In Japan this recipe was originally called daikon no ha to sake, sauteed Japanese white radish leaves and grilled salmon with soy sauce. I am not one to eat radish leaves, personally I believe they have a sharper bite to them then arugula leaves, but I still liked the thought of salmon and sauteed greens flavored with soy sauce. The first time I made this dish was with salmon and dandelion, since I knew this green was supposed to be good for me and I wanted to give it a try. It turned out much better than I expected.
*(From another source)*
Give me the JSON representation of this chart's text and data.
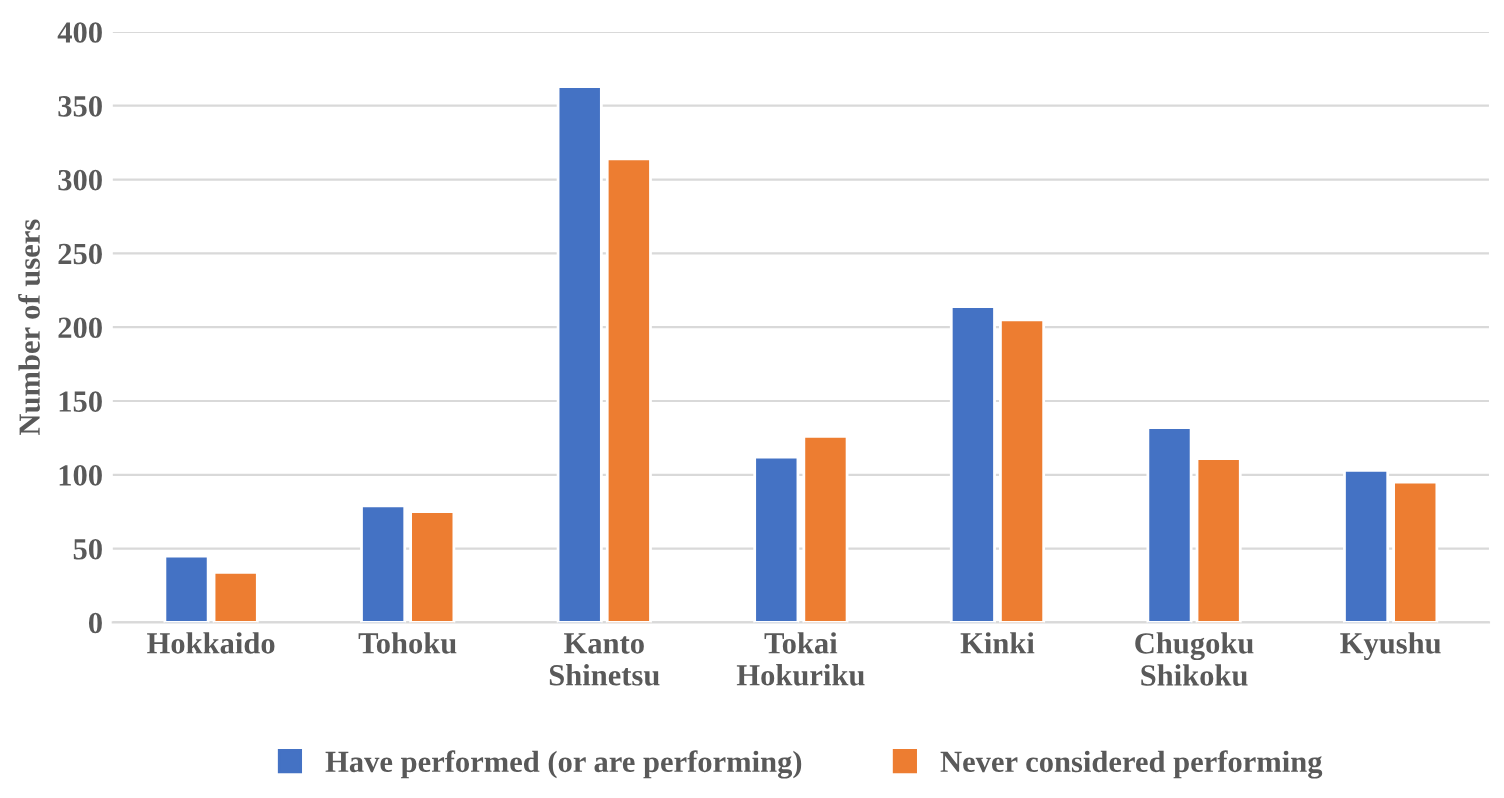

I got this recipe from my favorite authority on Japanese country cooking and restaurant owner, Gaku Homma. I've used his cookbook 'The Folk Art of Japanese Country Cooking' to the point that the pages are falling out. He also had a suggestion that chicken could be used in this recipe, so being the good experimentalist that I am, I had to try it out with the dandelion leaves.

Thus this recipe was born. Trust me, if you get the dandelion leaves in early spring, they have a wonderful mild flavor that is surprisingly refreshing and mixed with the flavor of shiitake mushrooms and sauteed chicken, it may soon be your favorite standby recipe.





1 bunch of fresh dandelion leaves, washed
2 tsp sesame oil, not the toasted variety
1/2 oz. grated ginger (about 1/2 inch off of a piece of fresh ginger) or 1/4 tsp ginger powder
2 scallions, chopped
1 lb. ground or thinly sliced chicken
3 to 4 dried shiitake mushrooms, reconstituted in 1 cup hot water for 10 minutes
2 Tbs. wheat free tamari
3 Tbs. sake
1 Tbs. brown sugar

  1. Bring a large pot of water and 1 Tbs of salt to a boil. Add dandelion leaves and boil for 10 minutes. Remove dandelion leaves and soak in ice water or run under cold water for 10 minutes.
  2. Squeeze out excess water and chop finely. In a heated skillet, coat with the oil and saute chopped scallions, dandelion, and grated ginger (remove skin before grating) for 7 to 8 minutes. Save the water the shiitake was in, remove the stems and thinly slice the mushrooms; add to the skillet and saute for 2 more minutes.
  3. Move the vegetables over to one side of the skillet and add the chicken. Saute until the meat changes color, while stirring the vegetables to make sure that they do not become overcooked. Add the water from the mushrooms, tamari, sake, and sugar; mix well. Saute until all the liquid is absorbed. Serve and enjoy.
Note: If you are not a big sake person, you can use 2 Tbs of mirin or sweet rice wine in place of the sake and sugar.